Mark S. Hayward was in Washington, D.C., on Sept. 11, 2001.
With the metro shut down following the devastating terrorist attacks in New York City and Washington, Hayward walked from the U.S. Small Business Administration headquarters to his hotel through empty streets and past shuttered storefronts.
While the impact of the COVID-19 pandemic is unlike anything Hayward has seen in his lifetime, including more than two decades as director of the SBA Rhode Island district office, that “eerie and unusual feeling” in the aftermath of Sept. 11 rings true today.
The long-term economic impact of the 2001 terrorist attacks, which hit Rhode Island’s hospitality industry particularly hard, also bears some resemblance to what many predict will be a monthslong economic slowdown caused by efforts to mitigate the spread of the new coronavirus.
‘We will get through this … businesses will recover.’
MARK S. HAYWARD, U.S. Small Business Administration Rhode Island District Office director
Still, Hayward was confident that just like following Sept. 11, things will turn around eventually.
“We will get through this, we will succeed, the market will recover, businesses will recover,” Hayward said. “It’s just a matter of getting through that process.”
And Hayward said the Rhode Island SBA office will be on the frontlines of helping small businesses through the recovery, with tools such as the SBA’s Economic Injury Disaster Loans program.
Gov. Gina M. Raimondo on March 16 filed an application to participate in the low-interest small-business loan program, making Rhode Island one of the first states to do so. The next day, all small businesses in Rhode Island were declared eligible for the SBA program.

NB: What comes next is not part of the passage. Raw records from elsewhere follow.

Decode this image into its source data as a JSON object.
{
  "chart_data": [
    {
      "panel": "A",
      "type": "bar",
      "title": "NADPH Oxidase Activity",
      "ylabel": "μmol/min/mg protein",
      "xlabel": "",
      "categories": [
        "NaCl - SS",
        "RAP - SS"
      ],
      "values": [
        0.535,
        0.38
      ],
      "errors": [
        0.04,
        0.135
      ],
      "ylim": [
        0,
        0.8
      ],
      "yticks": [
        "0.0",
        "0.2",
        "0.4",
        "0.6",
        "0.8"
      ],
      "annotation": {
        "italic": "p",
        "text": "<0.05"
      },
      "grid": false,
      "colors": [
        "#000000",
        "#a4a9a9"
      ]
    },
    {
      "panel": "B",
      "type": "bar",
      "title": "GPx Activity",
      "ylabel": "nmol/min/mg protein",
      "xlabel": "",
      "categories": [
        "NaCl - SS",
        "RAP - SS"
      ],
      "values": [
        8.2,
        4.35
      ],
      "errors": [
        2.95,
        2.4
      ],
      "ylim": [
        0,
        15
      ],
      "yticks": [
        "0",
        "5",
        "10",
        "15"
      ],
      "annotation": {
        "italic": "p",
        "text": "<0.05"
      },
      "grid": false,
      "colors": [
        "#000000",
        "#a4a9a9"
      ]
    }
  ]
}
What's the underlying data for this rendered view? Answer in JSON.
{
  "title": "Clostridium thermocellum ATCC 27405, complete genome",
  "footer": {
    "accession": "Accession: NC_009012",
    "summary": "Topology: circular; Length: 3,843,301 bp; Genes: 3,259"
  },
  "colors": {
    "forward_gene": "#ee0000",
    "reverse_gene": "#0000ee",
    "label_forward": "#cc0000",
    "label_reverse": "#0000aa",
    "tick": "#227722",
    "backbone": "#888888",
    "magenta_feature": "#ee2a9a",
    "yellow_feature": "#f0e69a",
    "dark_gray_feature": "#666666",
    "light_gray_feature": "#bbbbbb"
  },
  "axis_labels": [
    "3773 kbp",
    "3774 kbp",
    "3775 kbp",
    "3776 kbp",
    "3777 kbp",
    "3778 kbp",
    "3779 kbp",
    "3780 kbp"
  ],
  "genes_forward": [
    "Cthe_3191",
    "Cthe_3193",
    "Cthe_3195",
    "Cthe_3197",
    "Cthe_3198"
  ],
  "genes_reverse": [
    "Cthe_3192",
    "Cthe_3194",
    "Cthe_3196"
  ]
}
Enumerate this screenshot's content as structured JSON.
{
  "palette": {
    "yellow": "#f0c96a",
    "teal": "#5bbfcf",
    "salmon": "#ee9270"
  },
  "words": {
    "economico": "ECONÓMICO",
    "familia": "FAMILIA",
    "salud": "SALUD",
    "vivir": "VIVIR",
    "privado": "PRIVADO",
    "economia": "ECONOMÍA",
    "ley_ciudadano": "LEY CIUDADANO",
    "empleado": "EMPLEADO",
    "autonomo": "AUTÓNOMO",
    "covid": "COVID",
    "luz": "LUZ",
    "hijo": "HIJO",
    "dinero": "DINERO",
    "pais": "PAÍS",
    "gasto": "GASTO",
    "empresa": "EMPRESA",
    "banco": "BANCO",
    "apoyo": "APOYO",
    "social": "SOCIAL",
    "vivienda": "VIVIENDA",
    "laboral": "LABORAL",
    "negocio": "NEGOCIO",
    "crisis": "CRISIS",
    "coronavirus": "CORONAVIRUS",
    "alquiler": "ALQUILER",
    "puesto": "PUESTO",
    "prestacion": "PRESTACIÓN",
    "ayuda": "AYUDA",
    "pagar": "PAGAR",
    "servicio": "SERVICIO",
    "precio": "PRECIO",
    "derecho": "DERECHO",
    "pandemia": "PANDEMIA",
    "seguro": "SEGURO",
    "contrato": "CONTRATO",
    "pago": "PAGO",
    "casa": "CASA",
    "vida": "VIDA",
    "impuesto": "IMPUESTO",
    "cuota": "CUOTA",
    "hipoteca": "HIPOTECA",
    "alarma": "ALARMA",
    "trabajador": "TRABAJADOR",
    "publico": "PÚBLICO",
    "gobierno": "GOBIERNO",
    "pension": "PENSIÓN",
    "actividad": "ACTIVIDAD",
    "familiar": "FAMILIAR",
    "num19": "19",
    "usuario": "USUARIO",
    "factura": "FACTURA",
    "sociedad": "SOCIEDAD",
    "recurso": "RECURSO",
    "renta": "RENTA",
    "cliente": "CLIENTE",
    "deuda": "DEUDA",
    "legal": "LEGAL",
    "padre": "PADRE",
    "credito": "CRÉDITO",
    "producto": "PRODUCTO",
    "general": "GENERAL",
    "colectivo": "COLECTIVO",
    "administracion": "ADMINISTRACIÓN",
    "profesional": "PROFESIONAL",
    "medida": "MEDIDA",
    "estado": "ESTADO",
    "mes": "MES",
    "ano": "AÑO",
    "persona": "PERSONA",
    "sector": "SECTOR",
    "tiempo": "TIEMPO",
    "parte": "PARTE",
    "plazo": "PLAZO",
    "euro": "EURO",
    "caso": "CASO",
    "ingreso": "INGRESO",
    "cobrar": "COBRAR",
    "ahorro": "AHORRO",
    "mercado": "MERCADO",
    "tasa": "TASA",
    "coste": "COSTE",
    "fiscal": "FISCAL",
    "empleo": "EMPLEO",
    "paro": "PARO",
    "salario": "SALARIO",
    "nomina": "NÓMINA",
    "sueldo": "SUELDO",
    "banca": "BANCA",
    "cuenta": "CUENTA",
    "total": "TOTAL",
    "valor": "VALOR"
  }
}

The declaration allows the district office to open for loan applications from eligible small businesses – those with 500 or fewer employees and certain annual revenue requirements, which vary by industry. Nonprofits can also be eligible. Participants can receive loans for up to $2 million to cover fixed income and capital costs. Interest rates are 3.75% for for-profit companies and 2.75% for nonprofits – rates below what banks would typically offer even in a historic low-interest environment – with a four-month deferral on the first payment of principal and interest.
Businesses with existing SBA loans will also have the option to defer payments for three or six months depending on if the loans have been sold in a secondary market, Hayward said.
With Rhode Island restaurants and bars prohibited from offering dine-in services for at least two weeks and other businesses closing voluntarily, the SBA loan program might be crucial for businesses to stay afloat, said Laurie White, president of the Greater Providence Chamber of Commerce. Since the governor’s announcement on March 16, the Chamber has been working to make members aware of the Economic Injury Disaster Loans in addition to other state and federal resources, White said.
While White emphasized that it was up to businesses to make their own decisions, she encouraged members to investigate the SBA loans as an alternate source of funding as day-to-day cash flows, the lifeblood of service industry businesses such as restaurants and fitness studios, quickly evaporate.
Several members of the Northern Rhode Island Chamber of Commerce had already applied for the economic injury loans, even before the declaration was approved, according to Elizabeth Catucci, Chamber president.
Catucci acknowledged that certain businesses may be ineligible – those with existing lines of credit, for example – but she hoped the new source of temporary funding would make a difference for some small businesses.
“I think many will apply for it, and I hope they do because businesses are going to suffer,” Catucci said.
Bob Burke, co-owner of the Providence restaurant Pot au Feu, was not interested in taking out a loan and said other restaurant owners he had spoken with were similarly skeptical.
“I think these kind of programs look to hand you a shovel and say keep digging,” Burke said. “I don’t see debt as a life ring, I see it as an anchor ... that will sink us.”
Burke, who criticized Raimondo for not working with the restaurant industry before announcing the shutdown of dine-in services, sent a letter to the state on March 17 asking that officials waive the 8% in sales and meals taxes restaurants must pay for the month of February.
Financing, while important, is just one piece of what the SBA can offer to support the business community. Hayward encouraged businesses to take advantage of free technical assistance through the office’s Small Business Development Center program at the University of Rhode Island, programs for women- and veteran-owned businesses, and volunteer mentors available through the SCORE program.
“At this time of uncertainty, people need mentors, and people to help them,” Hayward said. “There is sufficient help out there to help everybody.”